Portfolio manager Todd Mattina believes Canadian investors should keep a watchful eye on the Fed and the uncertainty around its policy, especially after the BoC took a clear hawkish turn in April, pulling forward its first interest rate hike from 2023 to 2022 in reaction to a rapidly improving macro outlook.

It announced it would be tapering its quantitative easing (QE) program, which was widely anticipated as the central bank approaches a technical ceiling on its holdings of sovereign bonds, currently owning around 40% of all outstanding Government of Canada securities.

The more surprising announcement was the interest-rate policy move.

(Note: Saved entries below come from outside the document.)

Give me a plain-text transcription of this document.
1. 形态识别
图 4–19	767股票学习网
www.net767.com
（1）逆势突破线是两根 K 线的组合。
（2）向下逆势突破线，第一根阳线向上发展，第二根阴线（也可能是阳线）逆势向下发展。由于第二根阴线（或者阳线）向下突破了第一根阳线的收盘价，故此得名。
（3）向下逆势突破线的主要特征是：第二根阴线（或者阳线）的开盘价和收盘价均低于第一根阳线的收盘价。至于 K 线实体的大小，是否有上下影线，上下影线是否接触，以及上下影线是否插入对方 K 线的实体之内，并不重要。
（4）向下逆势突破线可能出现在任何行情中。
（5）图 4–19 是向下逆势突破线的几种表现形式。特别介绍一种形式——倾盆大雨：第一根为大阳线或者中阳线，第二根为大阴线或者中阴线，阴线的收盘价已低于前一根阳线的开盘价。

Despite large parts of the Canadian economy still being closed, Governor Tiff Macklem has been forward-looking, reacting to its bullish outlook. Mattina said: “It is putting faith in its forecasts, which indicate torrid growth and slightly above-target inflation in the next few quarters. Markets and the central bank are now in lockstep in Canada, both expecting a first hike in the overnight rate in 2022.”

However, the clarity of thinking is not echoed south of the border where there is greater uncertainty around the timing of future hikes. Such a contrast suggests that Canada-US interest rate differentials could now be heavily driven by U.S. policy decisions.

Mattina explained that whether Fed guidance will converge to market expectations or vice versa is a tricky call given the different forces at play and that the BoC could end up having a full-year head start to its rate normalization cycle once the Fed begins hiking.

Later hikes remain the expected path, however. With the Fed’s switch to targeting average inflation, it’s more comfortable letting inflation overshoot its 2% target to compensate for sluggish past performance. The Fed also has a renewed focus on broad labour market measures like labour force participation and minority employment, while it hasn’t even hinted at tapering its QE program yet.

So what does this all mean for Canadian investors? Mattina explained: “An earlier Canadian hiking cycle means a persistently higher real interest rate in Canada versus the U.S., especially given slightly higher inflation expectations for the U.S.

“This would be in stark contrast to the pre-crisis period from 2015 to 2019, when the CA-U.S. differential was negative with Canadian real interest rates well below those in the U.S. The five-year CA-U.S. real yield differential has gone from about -0.5 p.p. in early 2019 to +0.8 p.p. today.

“This higher relative yield has contributed to the recent strength of the Canadian dollar. Any shift of market expectations for the Fed’s first interest rate hike towards the Fed’s guidance of 2024 would prop up this positive real rate differential, further supporting the loonie’s strength.”

He added: “The BoC’s current decision to tighten policy earlier than other major central banks may cool the Canadian economy’s reopening momentum, resulting in the Fed eventually catching up in its hiking cycle, especially if the BoC’s bullish growth forecast for 2021 doesn’t materialize as expected. But until then, the BoC’s stance is supportive for the Canadian dollar, with currency risk coming from uncertainty around Fed policy. And to monitor that risk, Canadian investors should turn their attention from Ottawa to Washington.”